Background to story: ( Monday afternoon) On the way home from work I stopped at the west Bradenton Walmart to get some supplies for my employer. I waited in line at the checkout forever, finally paid and headed to the parking lot with my bags, keys, register slip, etc… in hand. Unlocking the door, I heard something hit the pavement so I set things down inside the car and looked for what had fallen. My bright red aluminum credit card case was lying slightly under the car and I picked it up and put it in my purse. Drove home.
The Dillema: (Tuesday evening) The husband and I are on our way to a meeting, planning to carpool with someone. We find out at the last minute that we are not carpooling but driving ourselves there – but since we started out early, we suddenly have nearly an hour before the meeting. What to do with the time? Suddenly I am thinking of a Wendy’s Frostee and how I would really like to get one and just sit and enjoy it for a few minutes. We are passing a Wendy’s so pull in and I go in to order. I pull out my credit card case for the first time since Walmart and … what?! there is nothing in it. It is empty, cleaned out. I still am able to get the Frostee but am inwardly freaking out and trying to imagine what could have happened to those nine or ten important pieces of plastic (driver’s license, credit cards, etc…) I go out to the car and confess my discovery to the husband. He also freaks.
The Plot Evolves: I start to think when I might have left my purse unattended for even a moment… can’t think of anyplace I’ve been except at home or at work. The husband starts calling credit card companies to check on balances and our loss protection plan. I try to remember exactly what was in the case but I’m a little foggy on some of it. I suddenly remember when I last used the credit card and being at Walmart. I know I didn’t leave it in the store because I remember dropping it in the parking lot. DROPPING IT IN THE PARKING LOT!!!!! Aaaagghh! I call Walmart and am routed to the service desk. After an interminable length of time someone actually asks me what my name is and I tell them. After another interminable length of time someone says they have some things with my name on them in a plastic bag. Oh joy, I can hardly believe it. Husband stops making calls and we begin to breathe normally.
The Plot Resolves: We decide not to press our luck and set out to get the cards immediately. It is in the opposite direction from our meeting and will make us about an hour late but is clearly the right thing to do. We make the drive and I go in and ask at the service desk. Walmart is fairly careful with some things and it requires a manager to unlock the room where lost and found valuables are kept so I wait an interminable length of time for a manager to appear. The manager is a 5 foot 1, 95 lb. slip of a girl who looks to be about 14 years old, but has a definite aloof, authoritative air. She disappears into the locked room while talking on the phone, but eventually comes out with a small baggy containing all my credit cards and my license.
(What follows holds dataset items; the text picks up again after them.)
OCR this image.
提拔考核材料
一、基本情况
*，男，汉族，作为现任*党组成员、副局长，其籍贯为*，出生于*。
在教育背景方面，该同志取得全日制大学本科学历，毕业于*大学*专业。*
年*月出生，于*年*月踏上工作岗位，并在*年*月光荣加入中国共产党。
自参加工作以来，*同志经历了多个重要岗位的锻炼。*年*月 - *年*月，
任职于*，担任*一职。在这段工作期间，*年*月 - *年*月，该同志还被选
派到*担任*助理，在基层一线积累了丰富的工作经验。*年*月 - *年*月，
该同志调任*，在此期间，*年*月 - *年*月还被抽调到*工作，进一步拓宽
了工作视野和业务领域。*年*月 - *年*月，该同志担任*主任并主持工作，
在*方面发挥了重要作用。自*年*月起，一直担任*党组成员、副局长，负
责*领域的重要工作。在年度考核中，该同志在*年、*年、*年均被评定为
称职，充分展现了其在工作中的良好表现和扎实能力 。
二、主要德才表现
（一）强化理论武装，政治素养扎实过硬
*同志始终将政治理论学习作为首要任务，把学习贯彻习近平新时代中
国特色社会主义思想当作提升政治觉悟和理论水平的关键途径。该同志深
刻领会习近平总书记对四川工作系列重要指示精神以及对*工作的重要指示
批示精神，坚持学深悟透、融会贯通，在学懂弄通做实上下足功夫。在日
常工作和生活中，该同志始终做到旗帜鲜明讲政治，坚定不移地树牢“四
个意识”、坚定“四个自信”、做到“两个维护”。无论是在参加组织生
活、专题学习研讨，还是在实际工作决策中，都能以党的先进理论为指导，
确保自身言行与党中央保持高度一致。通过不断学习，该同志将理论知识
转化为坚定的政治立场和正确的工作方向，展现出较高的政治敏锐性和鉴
Postscript: What must have happened is that when my case hit the pavement, it popped open and ejected my cards forcefully under the car where they weren’t visible – who would have thought? In it’s resting state, on it’s side, it was closed and appeared not to have opened so I didn’t check it. In hindsight, I should have. And in leaving the parking lot I was looking where I was backing, and where I was going, not where I had been. There was an employee collecting carts in the close vicinity and in all likelihood, it was he who found the cards moments after I had left. The manager said that they often find things and are very good about turning them in. Obviously this could have ended in a very different manner. I am grateful for every honest person involved, and for every prompting that led me to discover the loss and remember where to look. And we still made it to the meeting for all the vital parts.